I'll use Maxima, because it has a nice c.f. function and you don't have to
set a precision limit. Here is what happens when p=5 (n is numerator, d is
denominator)

(%i8) p:5;
(%o8)                                  5
(%i9) d:2^p-p-1;
(%o9)                                 26
(%i10) n:2*d+p;
(%o10)                                57
(%i11) cf(n/d);
(%o11)                             [2, 5, 5]


So far, so good. Now we'll let p be the composite number 9, and then the
known prime 37:

(%i1) p:9;
(%o1)                                  9
(%i2) d:2^p-p-1;
(%o2)                                 502
(%i3) n:2*d+p;
(%o3)                                1013
(%i4) cf(n/d);
(%o4)                          [2, 55, 1, 3, 2]

(%i12) p:37;
(%o12)                                37
(%i13) d:2^p-p-1;
(%o13)                           137438953434
(%i14) n:2*d+p;
(%o14)                           274877906905
(%i15) cf(n/d);
(%o15)                        [2, 3714566309, 37]

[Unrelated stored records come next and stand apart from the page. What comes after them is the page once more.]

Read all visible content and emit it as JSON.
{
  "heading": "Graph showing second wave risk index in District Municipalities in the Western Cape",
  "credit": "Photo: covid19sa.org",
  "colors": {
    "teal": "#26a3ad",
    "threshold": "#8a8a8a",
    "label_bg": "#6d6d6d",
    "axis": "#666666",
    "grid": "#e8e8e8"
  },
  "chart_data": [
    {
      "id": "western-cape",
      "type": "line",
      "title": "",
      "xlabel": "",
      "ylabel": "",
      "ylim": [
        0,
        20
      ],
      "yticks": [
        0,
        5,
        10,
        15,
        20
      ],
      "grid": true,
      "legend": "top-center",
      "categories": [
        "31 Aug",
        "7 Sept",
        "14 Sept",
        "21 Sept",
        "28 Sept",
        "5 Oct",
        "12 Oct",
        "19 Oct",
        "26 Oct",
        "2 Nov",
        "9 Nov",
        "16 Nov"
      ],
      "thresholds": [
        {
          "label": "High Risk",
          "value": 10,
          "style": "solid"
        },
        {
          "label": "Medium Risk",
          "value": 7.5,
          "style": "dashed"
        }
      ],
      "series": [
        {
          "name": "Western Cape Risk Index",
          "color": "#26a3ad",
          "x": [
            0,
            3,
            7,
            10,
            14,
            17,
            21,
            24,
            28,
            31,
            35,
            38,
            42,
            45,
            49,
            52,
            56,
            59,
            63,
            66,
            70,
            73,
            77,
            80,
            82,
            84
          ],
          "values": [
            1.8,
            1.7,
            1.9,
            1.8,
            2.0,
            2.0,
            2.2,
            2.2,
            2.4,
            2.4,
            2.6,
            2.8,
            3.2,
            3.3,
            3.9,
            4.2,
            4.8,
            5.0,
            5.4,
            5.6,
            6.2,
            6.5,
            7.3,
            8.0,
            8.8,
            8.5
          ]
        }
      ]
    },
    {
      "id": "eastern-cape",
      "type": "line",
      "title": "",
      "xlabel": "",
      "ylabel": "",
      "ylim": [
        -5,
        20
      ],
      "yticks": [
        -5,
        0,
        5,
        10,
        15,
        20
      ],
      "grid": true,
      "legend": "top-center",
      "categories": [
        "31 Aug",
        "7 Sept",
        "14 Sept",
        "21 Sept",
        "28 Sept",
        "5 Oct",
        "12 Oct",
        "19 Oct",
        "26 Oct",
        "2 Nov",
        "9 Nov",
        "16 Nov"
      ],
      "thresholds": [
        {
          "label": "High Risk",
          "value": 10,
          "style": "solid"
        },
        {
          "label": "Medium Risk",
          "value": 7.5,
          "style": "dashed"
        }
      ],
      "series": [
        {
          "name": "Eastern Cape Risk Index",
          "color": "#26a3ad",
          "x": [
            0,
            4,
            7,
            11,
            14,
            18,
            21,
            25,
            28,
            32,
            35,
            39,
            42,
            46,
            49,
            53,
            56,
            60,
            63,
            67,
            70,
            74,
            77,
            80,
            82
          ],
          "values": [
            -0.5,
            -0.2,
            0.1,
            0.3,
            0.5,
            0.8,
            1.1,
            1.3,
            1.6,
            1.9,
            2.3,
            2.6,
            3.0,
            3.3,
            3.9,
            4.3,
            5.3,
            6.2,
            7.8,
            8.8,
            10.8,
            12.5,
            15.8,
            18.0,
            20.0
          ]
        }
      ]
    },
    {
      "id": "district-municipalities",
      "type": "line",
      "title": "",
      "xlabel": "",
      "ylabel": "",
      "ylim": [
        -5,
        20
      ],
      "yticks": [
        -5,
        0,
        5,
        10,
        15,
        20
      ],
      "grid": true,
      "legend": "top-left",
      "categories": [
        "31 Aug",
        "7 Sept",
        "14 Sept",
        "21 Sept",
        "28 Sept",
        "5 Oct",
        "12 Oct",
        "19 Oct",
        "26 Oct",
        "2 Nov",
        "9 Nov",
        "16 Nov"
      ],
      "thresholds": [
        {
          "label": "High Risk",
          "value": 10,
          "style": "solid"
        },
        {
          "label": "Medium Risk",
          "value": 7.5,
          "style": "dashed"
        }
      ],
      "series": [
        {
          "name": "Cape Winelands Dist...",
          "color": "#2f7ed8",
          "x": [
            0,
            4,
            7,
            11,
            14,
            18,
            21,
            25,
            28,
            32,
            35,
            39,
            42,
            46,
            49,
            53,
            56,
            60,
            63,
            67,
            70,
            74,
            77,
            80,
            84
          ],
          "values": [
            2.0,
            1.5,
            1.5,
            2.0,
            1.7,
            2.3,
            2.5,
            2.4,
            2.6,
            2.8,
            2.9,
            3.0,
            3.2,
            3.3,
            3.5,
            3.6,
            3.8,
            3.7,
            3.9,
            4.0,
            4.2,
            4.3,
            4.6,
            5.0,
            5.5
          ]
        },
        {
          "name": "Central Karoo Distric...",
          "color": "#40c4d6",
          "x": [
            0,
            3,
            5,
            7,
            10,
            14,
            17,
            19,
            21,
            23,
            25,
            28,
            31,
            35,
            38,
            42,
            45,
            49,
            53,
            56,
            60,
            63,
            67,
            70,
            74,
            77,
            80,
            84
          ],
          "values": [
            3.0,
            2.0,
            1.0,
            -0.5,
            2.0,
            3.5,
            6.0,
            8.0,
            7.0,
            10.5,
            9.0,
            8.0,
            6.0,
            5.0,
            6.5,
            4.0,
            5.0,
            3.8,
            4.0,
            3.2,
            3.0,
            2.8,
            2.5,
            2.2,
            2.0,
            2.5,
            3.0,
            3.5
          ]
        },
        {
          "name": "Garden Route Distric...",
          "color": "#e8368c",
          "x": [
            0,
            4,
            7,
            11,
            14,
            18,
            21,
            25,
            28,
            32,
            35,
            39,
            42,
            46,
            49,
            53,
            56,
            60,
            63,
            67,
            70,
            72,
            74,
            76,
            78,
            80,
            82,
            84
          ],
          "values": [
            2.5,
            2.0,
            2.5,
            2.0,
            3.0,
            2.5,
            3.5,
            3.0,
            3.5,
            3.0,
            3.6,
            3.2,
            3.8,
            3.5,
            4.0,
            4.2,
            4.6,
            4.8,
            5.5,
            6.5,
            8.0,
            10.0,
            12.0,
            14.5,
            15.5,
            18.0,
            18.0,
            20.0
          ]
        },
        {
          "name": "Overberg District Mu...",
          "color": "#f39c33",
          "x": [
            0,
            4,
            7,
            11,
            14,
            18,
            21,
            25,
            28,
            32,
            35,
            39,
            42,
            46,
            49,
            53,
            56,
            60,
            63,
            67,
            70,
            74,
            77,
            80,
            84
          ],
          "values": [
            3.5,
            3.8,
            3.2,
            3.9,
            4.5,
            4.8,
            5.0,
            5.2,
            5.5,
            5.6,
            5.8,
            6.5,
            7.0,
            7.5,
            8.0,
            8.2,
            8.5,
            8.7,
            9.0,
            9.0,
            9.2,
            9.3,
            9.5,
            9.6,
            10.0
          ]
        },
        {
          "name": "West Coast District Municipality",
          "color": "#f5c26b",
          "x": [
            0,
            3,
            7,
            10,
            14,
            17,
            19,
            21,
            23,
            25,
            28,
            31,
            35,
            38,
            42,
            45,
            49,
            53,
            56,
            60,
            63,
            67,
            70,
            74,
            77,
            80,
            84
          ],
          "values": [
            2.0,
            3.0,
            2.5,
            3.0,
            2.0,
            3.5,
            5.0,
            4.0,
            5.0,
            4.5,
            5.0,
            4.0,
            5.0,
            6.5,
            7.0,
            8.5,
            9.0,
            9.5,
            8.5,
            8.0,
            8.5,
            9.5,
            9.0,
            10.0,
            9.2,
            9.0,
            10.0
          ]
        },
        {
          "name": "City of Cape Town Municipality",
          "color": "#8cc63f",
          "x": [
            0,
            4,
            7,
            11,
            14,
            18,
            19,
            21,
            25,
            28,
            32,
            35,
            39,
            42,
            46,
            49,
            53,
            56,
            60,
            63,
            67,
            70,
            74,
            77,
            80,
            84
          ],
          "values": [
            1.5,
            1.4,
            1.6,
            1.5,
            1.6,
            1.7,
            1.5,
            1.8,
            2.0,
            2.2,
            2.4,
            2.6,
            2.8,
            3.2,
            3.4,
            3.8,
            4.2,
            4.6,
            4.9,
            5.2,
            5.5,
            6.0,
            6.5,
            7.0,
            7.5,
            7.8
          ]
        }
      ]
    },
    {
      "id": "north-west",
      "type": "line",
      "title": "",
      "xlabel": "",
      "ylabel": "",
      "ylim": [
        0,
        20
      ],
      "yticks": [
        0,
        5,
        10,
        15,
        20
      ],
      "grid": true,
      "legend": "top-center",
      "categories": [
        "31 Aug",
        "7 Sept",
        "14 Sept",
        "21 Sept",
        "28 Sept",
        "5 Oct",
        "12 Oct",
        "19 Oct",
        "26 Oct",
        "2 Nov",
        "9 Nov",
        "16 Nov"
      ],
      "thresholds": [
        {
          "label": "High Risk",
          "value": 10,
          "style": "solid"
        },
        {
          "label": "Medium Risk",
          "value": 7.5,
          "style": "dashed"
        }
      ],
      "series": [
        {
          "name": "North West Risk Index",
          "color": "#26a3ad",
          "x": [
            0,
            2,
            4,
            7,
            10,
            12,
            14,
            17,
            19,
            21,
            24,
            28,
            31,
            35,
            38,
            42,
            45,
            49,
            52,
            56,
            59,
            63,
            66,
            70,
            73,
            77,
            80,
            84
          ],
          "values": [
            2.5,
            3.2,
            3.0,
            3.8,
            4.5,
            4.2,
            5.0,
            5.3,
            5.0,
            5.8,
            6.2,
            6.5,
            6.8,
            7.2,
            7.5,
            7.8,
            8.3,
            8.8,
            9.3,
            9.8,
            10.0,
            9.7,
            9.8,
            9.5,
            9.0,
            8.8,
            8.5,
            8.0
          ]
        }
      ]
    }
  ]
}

Everything seems fine so far. But here's what happens with 341:

(%i16) p:341;
(%o16)                                341
(%i17) d:2^p-p-1;
(%o17)
44794894843556084211148845611368885562432909944692990697999782019275837\
42360321890761754986543214231210
(%i18) n:2*d+p;
(%o18)
89589789687112168422297691222737771124865819889385981395999564038551674\
84720643781523509973086428462761
(%i19) cf(n/d);
(%o19) [2,
1313633279869679888889995472474160866933516420665483598181811789421\
5788100763407304286671514789484549, 341]
(%i20) factor(341);
(%o20)                               11 31


In line %o19 we see that the c.f. expansion terminates after just 3 terms
(the middle one is big), but in line %o20 we see that 341 = 11 * 31.

On the plus side, if you actually manage to complete a Tower of Hanoi with
341 disks, you will have out-lived the Universe, which is quite an
accomplishment, primes or no primes.